El hábito no hace al monje, pero nos descubre su forma auténtica de ser cuando por razón del cargo o cambio a mayores de estatus o fortuna, modifica su comportamiento. El poder de los entorchados y los uniformes y del poderoso caballero don dinero. ¡Usted no sabe con quién está hablando!

Los energúmenos en el fútbol aumentan su agresividad cuando se sienten alentados, protegidos o consentidos por las entidades que deberían velar por mantener la seguridad en los estadios.

Despojados de vitolas, aureolas y charreteras, quedan desnudos y en evidencia ante sus conciudadanos. Los más camaleónicos no dudan en confundirse con la maleza de la situación sobrevenida y reconvertirse en ardientes defensores de las nuevas ideas. Del azul al rojo y viceversa solo basta una camisa y un bote de tinte.

Dijo Henry Kissinger que el poder es el mayor afrodisíaco que existe. Un preboste debe de sentir como un orgasmo cósmico al contemplar una plaza a rebosar que lo aclama.

Una combinación de complejo de inferioridad, paranoia y poder puede resultar nefasta en estos casos para la sociedad.

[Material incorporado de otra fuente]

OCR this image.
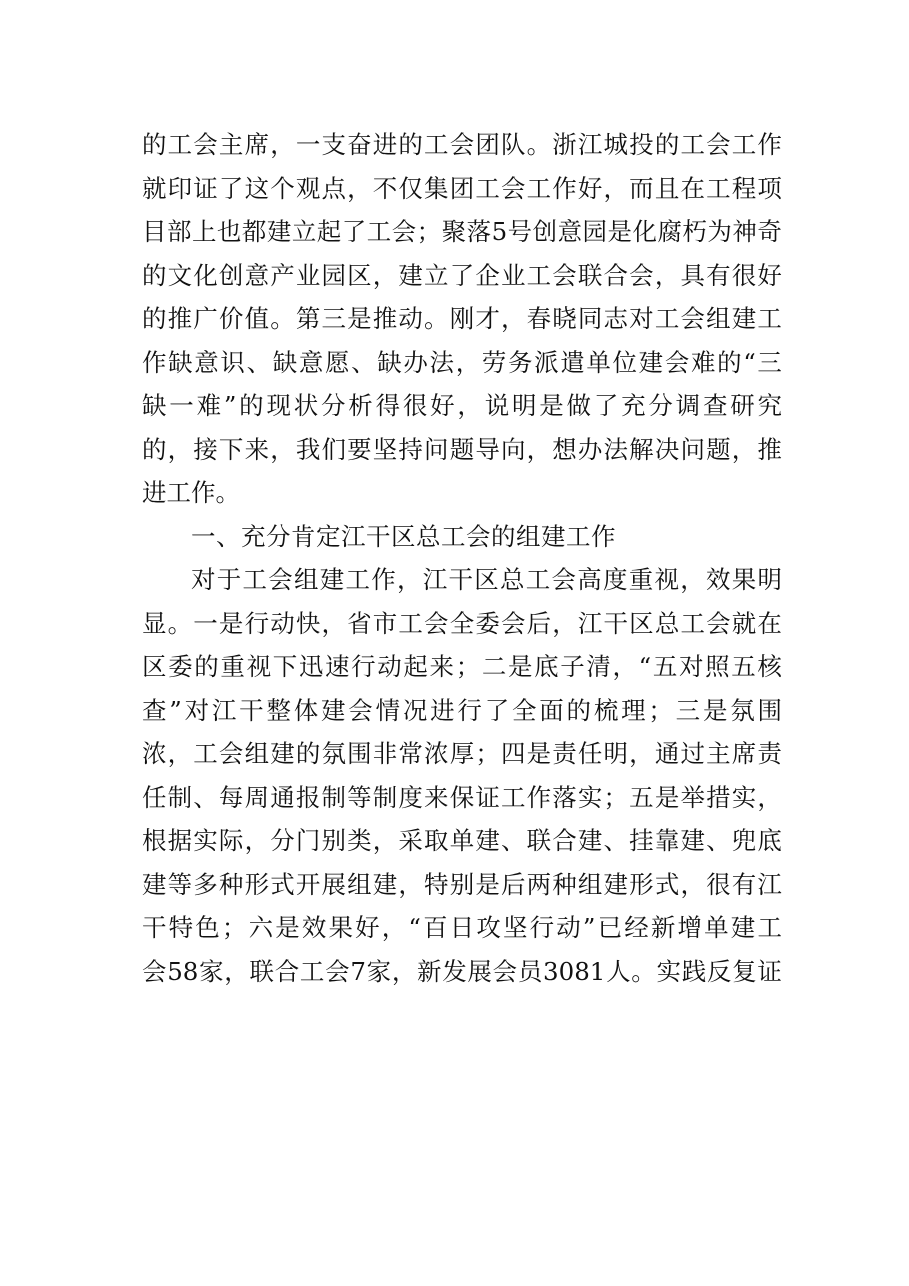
的 工 会 主 席 ， 一 支 奋 进 的 工 会 团 队 。 浙 江 城 投 的 工 会 工 作
就 印 证 了 这 个 观 点 ， 不 仅 集 团 工 会 工 作 好 ， 而 且 在 工 程 项
目 部 上 也 都 建 立 起 了 工 会 ； 聚 落 5 号 创 意 园 是 化 腐 朽 为 神 奇
的 文 化 创 意 产 业 园 区 ， 建 立 了 企 业 工 会 联 合 会 ， 具 有 很 好
的 推 广 价 值 。 第 三 是 推 动 。 刚 才 ， 春 晓 同 志 对 工 会 组 建 工
作 缺 意 识 、 缺 意 愿 、 缺 办 法 ， 劳 务 派 遣 单 位 建 会 难 的 “ 三
缺 一 难 ” 的 现 状 分 析 得 很 好 ， 说 明 是 做 了 充 分 调 查 研 究
的 ， 接 下 来 ， 我 们 要 坚 持 问 题 导 向 ， 想 办 法 解 决 问 题 ， 推
进工作。
一、充分肯定江干区总工会的组建工作
对 于 工 会 组 建 工 作 ， 江 干 区 总 工 会 高 度 重 视 ， 效 果 明
显 。 一 是 行 动 快 ， 省 市 工 会 全 委 会 后 ， 江 干 区 总 工 会 就 在
区 委 的 重 视 下 迅 速 行 动 起 来 ； 二 是 底 子 清 ， “ 五 对 照 五 核
查 ” 对 江 干 整 体 建 会 情 况 进 行 了 全 面 的 梳 理 ； 三 是 氛 围
浓 ， 工 会 组 建 的 氛 围 非 常 浓 厚 ； 四 是 责 任 明 ， 通 过 主 席 责
任 制 、 每 周 通 报 制 等 制 度 来 保 证 工 作 落 实 ； 五 是 举 措 实 ，
根 据 实 际 ， 分 门 别 类 ， 采 取 单 建 、 联 合 建 、 挂 靠 建 、 兜 底
建 等 多 种 形 式 开 展 组 建 ， 特 别 是 后 两 种 组 建 形 式 ， 很 有 江
干 特 色 ； 六 是 效 果 好 ， “ 百 日 攻 坚 行 动 ” 已 经 新 增 单 建 工
会 58 家 ， 联 合 工 会 7 家 ， 新 发 展 会 员 3081 人 。 实 践 反 复 证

Mas no conviene generalizar. Tenemos que poner en valor el admirable comportamiento de las personas que son consecuentes y mantienen sus ideas y forma de ser con el viento a favor o en contra.  Son paradigmas que enaltecen la condición del ser humano.

 

 

Dinero

Cuando se paga en metálico parece que se le da más importancia al dinero. Yo asistí hace muchos años como testigo a la compra de un cuartón de tierra por parte de un vecino. Poca cosa, pero para él, que había amasado su pequeña fortuna peseta a peseta con mucho esfuerzo, aquel acto solemne ante comprador, testigos y notario, suponía entregar una parte de sí mismo y también una muestra de orgullo y satisfacción por los rendimientos conseguidos con su trabajo. Poner billetes de mil unos encima de otros con la figura majestuosa de don José Echegaray en su anverso, no estaba al alcance de la mayoría.  Aquel momento me recordó al cardenal Cisneros cuando los nobles le preguntaron en virtud de qué poder los gobernaba y abriendo el balcón les señaló a los soldados y cañones formados en el patio: “Estos son mis poderes”. Eso me pareció el gesto de mi vecino aquel anochecido cuando, llegada la hora del pago, sacó un sobre del bolsillo y empezó a contar los billetes ante el silencio expectante de los presentes.  Unos nuevos, otros descoloridos y ajados.  Incluso algunos, con roturas unidas con el papel blanco donde venían los sellos de correos. Los contó primero el que compraba y tras él, a su ruego, (el dinero es para contarlo, le dijo) el vendedor de la tierra.  Así se consumó la compraventa.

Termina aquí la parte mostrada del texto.